Fiber is not bad for you- it 'hides' the sugar in your system to not spike your insulin and 'scrubs' the pipes.
Protein is good for rebuilding tissue after your workout
Salt is necessary - I don't watch that like I used to because the more I work out and run the better my blood pressure has gotten (cardio fixes high blood pressure) Went from stage 2 Hypertension to well into the normal range on my blood pressure and I still go over on sodium almost every day.
If you need more calories, as I frequently do after my long run days - Nuts are a really good source. They are high in fats *but it is the 'good' kind* and high in calories and fiber. No carbs, sugar or sodium! A handful of almonds will get you another 200 calories without the extra junk!0 -
I just dont understand how I am supposed to eat 1500 - 1600 calories a day without eating something calorie dense... I always go under 1000 if I dont.. Its so frustrating...

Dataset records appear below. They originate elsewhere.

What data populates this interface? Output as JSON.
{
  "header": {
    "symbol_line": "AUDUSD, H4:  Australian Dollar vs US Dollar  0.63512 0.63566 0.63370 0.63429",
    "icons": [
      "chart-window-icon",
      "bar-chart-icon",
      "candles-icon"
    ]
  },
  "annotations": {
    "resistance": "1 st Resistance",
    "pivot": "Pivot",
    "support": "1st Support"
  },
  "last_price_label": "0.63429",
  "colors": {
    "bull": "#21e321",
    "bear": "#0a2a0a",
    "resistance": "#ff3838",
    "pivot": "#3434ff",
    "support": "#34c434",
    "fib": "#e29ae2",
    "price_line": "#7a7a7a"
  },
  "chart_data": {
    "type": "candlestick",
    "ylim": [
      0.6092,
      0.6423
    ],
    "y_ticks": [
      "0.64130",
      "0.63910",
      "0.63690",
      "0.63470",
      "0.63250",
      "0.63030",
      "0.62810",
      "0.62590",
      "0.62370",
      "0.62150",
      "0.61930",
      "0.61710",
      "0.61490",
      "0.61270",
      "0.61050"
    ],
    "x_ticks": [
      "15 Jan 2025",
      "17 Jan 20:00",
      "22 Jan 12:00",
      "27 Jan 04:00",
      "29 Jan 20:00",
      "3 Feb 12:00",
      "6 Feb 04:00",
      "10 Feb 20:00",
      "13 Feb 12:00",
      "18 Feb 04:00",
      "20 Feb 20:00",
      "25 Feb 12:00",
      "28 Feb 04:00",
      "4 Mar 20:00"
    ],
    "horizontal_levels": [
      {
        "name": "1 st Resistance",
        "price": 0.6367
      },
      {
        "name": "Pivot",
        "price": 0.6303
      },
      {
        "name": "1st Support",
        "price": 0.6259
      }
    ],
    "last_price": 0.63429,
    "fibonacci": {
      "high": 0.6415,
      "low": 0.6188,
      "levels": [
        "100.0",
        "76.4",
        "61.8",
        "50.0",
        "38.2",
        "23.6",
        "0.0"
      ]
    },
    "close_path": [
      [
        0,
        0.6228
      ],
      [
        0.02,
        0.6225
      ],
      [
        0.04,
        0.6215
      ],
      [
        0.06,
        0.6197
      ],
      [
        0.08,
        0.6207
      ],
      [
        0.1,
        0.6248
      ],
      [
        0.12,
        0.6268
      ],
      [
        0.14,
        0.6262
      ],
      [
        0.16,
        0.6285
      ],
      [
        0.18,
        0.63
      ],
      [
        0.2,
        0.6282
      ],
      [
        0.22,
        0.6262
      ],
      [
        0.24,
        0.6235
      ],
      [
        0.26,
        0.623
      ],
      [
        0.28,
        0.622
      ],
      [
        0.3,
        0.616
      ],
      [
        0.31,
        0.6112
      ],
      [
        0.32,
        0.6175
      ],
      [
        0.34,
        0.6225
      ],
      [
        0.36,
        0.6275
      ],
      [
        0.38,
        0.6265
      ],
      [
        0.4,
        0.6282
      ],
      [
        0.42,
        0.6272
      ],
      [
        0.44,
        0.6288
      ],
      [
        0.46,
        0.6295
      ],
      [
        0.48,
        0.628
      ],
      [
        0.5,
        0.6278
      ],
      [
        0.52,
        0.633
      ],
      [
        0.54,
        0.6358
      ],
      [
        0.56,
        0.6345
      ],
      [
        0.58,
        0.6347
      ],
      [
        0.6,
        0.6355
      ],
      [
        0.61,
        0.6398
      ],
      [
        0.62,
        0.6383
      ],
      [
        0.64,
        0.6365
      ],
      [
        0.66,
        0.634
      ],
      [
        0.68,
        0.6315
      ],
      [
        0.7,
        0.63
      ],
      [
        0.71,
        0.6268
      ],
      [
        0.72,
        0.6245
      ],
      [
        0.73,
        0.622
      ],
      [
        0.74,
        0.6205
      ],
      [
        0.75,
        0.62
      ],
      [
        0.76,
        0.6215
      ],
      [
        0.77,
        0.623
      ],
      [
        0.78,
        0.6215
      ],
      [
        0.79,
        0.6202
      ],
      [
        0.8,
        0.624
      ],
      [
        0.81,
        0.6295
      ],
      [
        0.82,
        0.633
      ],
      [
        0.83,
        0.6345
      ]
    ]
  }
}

I don't get it? What is wrong with eating something calorie dense? If you input all your data correctly and MFP allocates you 1500 cals and you eat all those cals, you will lose weight at more or less your predicted rate.
Macros are important for health but for pure weight loss calories are most important.
It is possible to hit cals and macros but as Meerkat70 points out, that often means dropping processed food and cooking most meals from scratch.
Best wishes.0 -
I just dont understand how I am supposed to eat 1500 - 1600 calories a day without eating something calorie dense... I always go under 1000 if I dont.. Its so frustrating...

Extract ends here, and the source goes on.